To hook into the view query to filter it based on the current user or the admin.
So if the admin is logged in then you will just return the view normally, however if its a non admin user you will modify the query based on that user so only their posts will be returned.
Please let me know if this points you in the right direction.
Thank you Shane. Yes, I'm sure this points me to right direction, but since I'm no php coder I don't quite know how to create the function to check the logged in user and modify te query. But perhaps this goes beyond your support policy, I understand that if it's the case.
//Return only posts from the current author when listing posts of type company:
add_filter( 'wpv_filter_query', 'prefix_show_only_current_author', 99, 3 );
function prefix_show_only_current_author( $query_args,$view_id,$view_settings ) {
global $current_user;
if ( !is_admin() && $view_id == 1234 ) {
$query_args['author'] = empty( $current_user->ID ) ? -1 : $current_user->ID;
}
return $query_args;
}
Replace the 1234 with the ID of your view and let me know if this helps.
Thanks,
Shane
Yes Shane, of course your user is admin user. Now you can log in also with test user "123" and password "test". This user should see only his own post "Testiasiakas".
Hi Shane, I deleted your custom filter php file, everything works again. Here below is the code you had. Perhaps I will have to think some workaround for this. For example nest the views so that one view (A) shows all and this if for admin.
And then another view (B) and put A inside it and in B filter to show only logged in author's posts. This would be for normal users. And this way we only have one view to modify and modifications would show in both views. But perhaps the B's query wouldn't apply to A?
<?php
/**
* New custom code snippet (replace this with snippet description).
*/
toolset_snippet_security_check() or die( 'Direct access is not allowed' );
// Put the code of your snippet below this comment.

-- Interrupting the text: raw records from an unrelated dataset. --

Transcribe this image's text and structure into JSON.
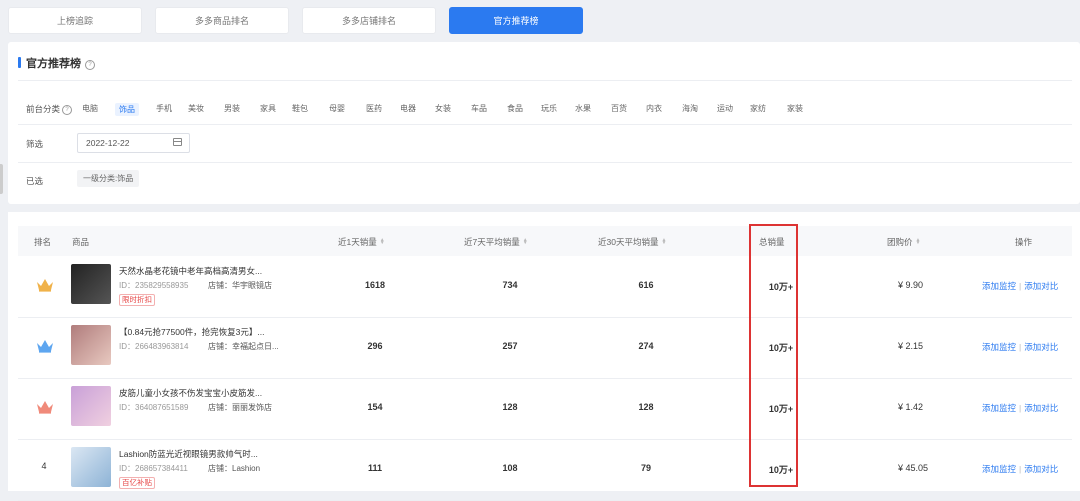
{
  "tabs": [
    {
      "label": "上榜追踪",
      "active": false
    },
    {
      "label": "多多商品排名",
      "active": false
    },
    {
      "label": "多多店铺排名",
      "active": false
    },
    {
      "label": "官方推荐榜",
      "active": true
    }
  ],
  "panel": {
    "title": "官方推荐榜",
    "category_label": "前台分类",
    "categories": [
      "电脑",
      "饰品",
      "手机",
      "美妆",
      "男装",
      "家具",
      "鞋包",
      "母婴",
      "医药",
      "电器",
      "女装",
      "车品",
      "食品",
      "玩乐",
      "水果",
      "百货",
      "内衣",
      "海淘",
      "运动",
      "家纺",
      "家装"
    ],
    "active_category": "饰品",
    "filter_label": "筛选",
    "date_value": "2022-12-22",
    "selected_label": "已选",
    "selected_chip": "一级分类:饰品"
  },
  "table": {
    "headers": {
      "rank": "排名",
      "product": "商品",
      "day1": "近1天销量",
      "day7": "近7天平均销量",
      "day30": "近30天平均销量",
      "total": "总销量",
      "price": "团购价",
      "ops": "操作"
    },
    "id_prefix": "ID：",
    "shop_prefix": "店铺：",
    "op_monitor": "添加监控",
    "op_sep": "|",
    "op_compare": "添加对比",
    "rows": [
      {
        "rank_icon": "crown-gold-icon",
        "rank_text": "",
        "name": "天然水晶老花镜中老年高档高清男女...",
        "id": "235829558935",
        "shop": "华宇眼镜店",
        "tag": "限时折扣",
        "day1": "1618",
        "day7": "734",
        "day30": "616",
        "total": "10万+",
        "price": "¥ 9.90"
      },
      {
        "rank_icon": "crown-blue-icon",
        "rank_text": "",
        "name": "【0.84元抢77500件，抢完恢复3元】...",
        "id": "266483963814",
        "shop": "幸福起点日...",
        "tag": "",
        "day1": "296",
        "day7": "257",
        "day30": "274",
        "total": "10万+",
        "price": "¥ 2.15"
      },
      {
        "rank_icon": "crown-pink-icon",
        "rank_text": "",
        "name": "皮筋儿童小女孩不伤发宝宝小皮筋发...",
        "id": "364087651589",
        "shop": "丽丽发饰店",
        "tag": "",
        "day1": "154",
        "day7": "128",
        "day30": "128",
        "total": "10万+",
        "price": "¥ 1.42"
      },
      {
        "rank_icon": "",
        "rank_text": "4",
        "name": "Lashion防蓝光近视眼镜男款帅气时...",
        "id": "268657384411",
        "shop": "Lashion",
        "tag": "百亿补贴",
        "day1": "111",
        "day7": "108",
        "day30": "79",
        "total": "10万+",
        "price": "¥ 45.05"
      }
    ]
  },
  "colors": {
    "accent": "#2b7af0",
    "highlight": "#dd3333",
    "gold": "#f0b24a",
    "blue": "#5ea6f0",
    "pink": "#f08a7a"
  }
}
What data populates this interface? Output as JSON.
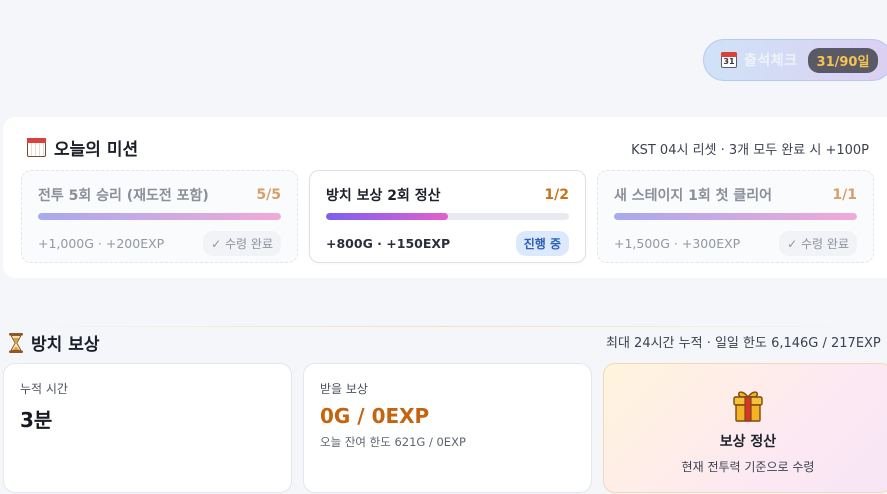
{
  "attendance": {
    "label": "출석체크",
    "count": "31/90일",
    "icon": "calendar-icon",
    "icon_text": "31"
  },
  "missions": {
    "title": "오늘의 미션",
    "meta": "KST 04시 리셋 · 3개 모두 완료 시 +100P",
    "items": [
      {
        "name": "전투 5회 승리 (재도전 포함)",
        "progress": "5/5",
        "fraction": 1.0,
        "reward": "+1,000G · +200EXP",
        "status": "✓ 수령 완료",
        "state": "done"
      },
      {
        "name": "방치 보상 2회 정산",
        "progress": "1/2",
        "fraction": 0.5,
        "reward": "+800G · +150EXP",
        "status": "진행 중",
        "state": "active"
      },
      {
        "name": "새 스테이지 1회 첫 클리어",
        "progress": "1/1",
        "fraction": 1.0,
        "reward": "+1,500G · +300EXP",
        "status": "✓ 수령 완료",
        "state": "done"
      }
    ]
  },
  "idle": {
    "title": "방치 보상",
    "meta": "최대 24시간 누적 · 일일 한도 6,146G / 217EXP",
    "accum_label": "누적 시간",
    "accum_value": "3분",
    "reward_label": "받을 보상",
    "reward_value": "0G / 0EXP",
    "reward_sub": "오늘 잔여 한도 621G / 0EXP",
    "claim_title": "보상 정산",
    "claim_sub": "현재 전투력 기준으로 수령"
  },
  "colors": {
    "accent_orange": "#c4640f",
    "progress_grad_start": "#7c5ff0",
    "progress_grad_end": "#e25fcf"
  }
}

//Return only posts from the current author when listing posts of type company:
add_filter( 'wpv_filter_query', 'prefix_show_only_current_author', 99, 3 );
function prefix_show_only_current_author( $query_args,$view_id,$view_settings ) {
global $current_user;
if ( !is_admin() && $view_id == 68 ) {
$query_args['author'] = empty( $current_user->ID ) ? -1 : $current_user->ID;
}
return $query_args;
}
This would be the exact same as I mentioned previously about creating 2 views and setting one to display everything for admins and only the relevant posts for non-admins.
Hi Shane,
I wouldn't think so, because you didn't mention at all the nesting of views. You just talked about 2 different views which would mean double work when modifying views. I will try one view inside another = nested view = only 1 view to modify.